To configure the connector

  1. Deploy the connector OVA downloaded in the previous procedure to your VMware environment using vSphere Client.

  2. Open the connector's virtual machine console and log in as ec2-user with the password ec2pass. Supply a new password if prompted.

  3. Obtain the IP address of the connector as follows:

    1. Run the command sudo setup.rb. This displays a configuration menu:

      Choose one of the following options:
            1. Reset password
            2. Reconfigure network settings
            3. Restart services
            4. Factory reset
            5. Delete unused upgrade-related files
            6. Enable/disable SSL certificate validation
            7. Display connector's SSL certificate
            8. Generate log bundle
            0. Exit
      Please enter your option [1-9]:
    2. Enter option 2. This displays current network information and a submenu for making changes to the network settings. The output should resemble the following:

      Current network configuration: DHCP IP: 192.0.2.100 Netmask: 255.255.254.0 Gateway: 192.0.2.1 DNS server 1: 192.0.2.200 DNS server 2: 192.0.2.201 DNS suffix search list: subdomain.example.com Web proxy: not configured Reconfigure your network: 1. Renew or acquire a DHCP lease 2. Set up a static IP 3. Set up a web proxy for AWS communication 4. Set up a DNS suffix search list 5. Exit Please enter your option [1-5]:

    You need to enter this IP address in later procedures.

  4. [Optional] Configure a static IP address for the connector. This prevents you from having to reconfigure the trusted hosts lists on your LAN each time DHCP assigns a new address to the connector.

    In the Reconfigure your network menu, enter option 2. This displays a form to supply network settings:

    For each field, provide an appropriate value and press Enter. You should see output similar to the following:

    Setting up static IP: 1. Enter IP address: 192.0.2.50 2. Enter netmask: 255.255.254.0 3. Enter gateway: 192.0.2.1 4. Enter DNS 1: 192.0.2.200 5. Enter DNS 2: 192.0.2.201 Static IP address configured.
  5. In the connector's network configuration menu, configure domain suffix values for the DNS suffix search list.

  6. If your environment uses a web proxy to reach the internet, configure that now.

  7. Before leaving the connector console, use ping to verify network access to the following targets inside and outside your LAN:

    • Inside your LAN, to your ESXi hosts and vCenter by hostname, FQDN, and IP address

    • Outside your LAN, to AWS

  8. In a web browser, access the connector VM at its IP address (https://ip-address-of-connector/) to open the setup wizard, and choose Get started now.

  9. Review the license agreement, select the check box, and choose Next.

  10. Create a password for the connector.

  11. Choose Upload logs automatically and Server Migration Connector auto-upgrade.

  12. For AWS Region, choose your Region from the list.

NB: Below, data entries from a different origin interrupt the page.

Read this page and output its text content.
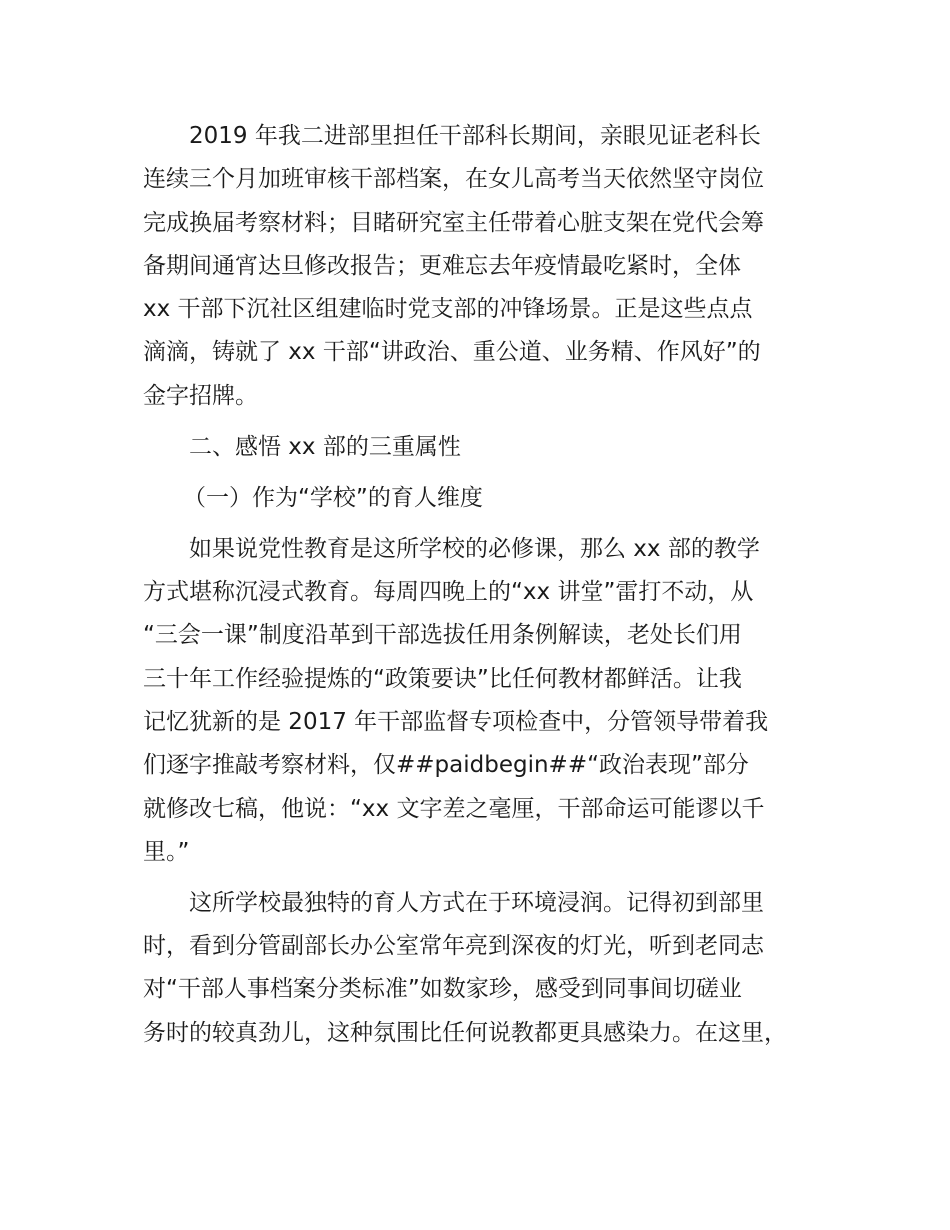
2019 年我二进部里担任干部科长期间，亲眼见证老科长
连续三个月加班审核干部档案，在女儿高考当天依然坚守岗位
完成换届考察材料；目睹研究室主任带着心脏支架在党代会筹
备期间通宵达旦修改报告；更难忘去年疫情最吃紧时，全体
xx 干部下沉社区组建临时党支部的冲锋场景。正是这些点点
滴滴，铸就了 xx 干部“讲政治、重公道、业务精、作风好”的
金字招牌。

二、感悟 xx 部的三重属性

（一）作为“学校”的育人维度

如果说党性教育是这所学校的必修课，那么 xx 部的教学
方式堪称沉浸式教育。每周四晚上的“xx 讲堂”雷打不动，从
“三会一课”制度沿革到干部选拔任用条例解读，老处长们用
三十年工作经验提炼的“政策要诀”比任何教材都鲜活。让我
记忆犹新的是 2017 年干部监督专项检查中，分管领导带着我
们逐字推敲考察材料，仅##paidbegin##“政治表现”部分
就修改七稿，他说：“xx 文字差之毫厘，干部命运可能谬以千
里。”

这所学校最独特的育人方式在于环境浸润。记得初到部里
时，看到分管副部长办公室常年亮到深夜的灯光，听到老同志
对“干部人事档案分类标准”如数家珍，感受到同事间切磋业
务时的较真劲儿，这种氛围比任何说教都更具感染力。在这里，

For AWS Credentials, enter the IAM credentials that you created in Permissions for IAM Users. Choose Next.

  13. For vCenter Service Account, enter the vCenter hostname, user name, and password from step 3. Choose Next.

  14. After accepting the vCenter certificate, complete registration and then view the connector configuration dashboard.

  15. Verify that the connector you registered shows up on the Connectors page.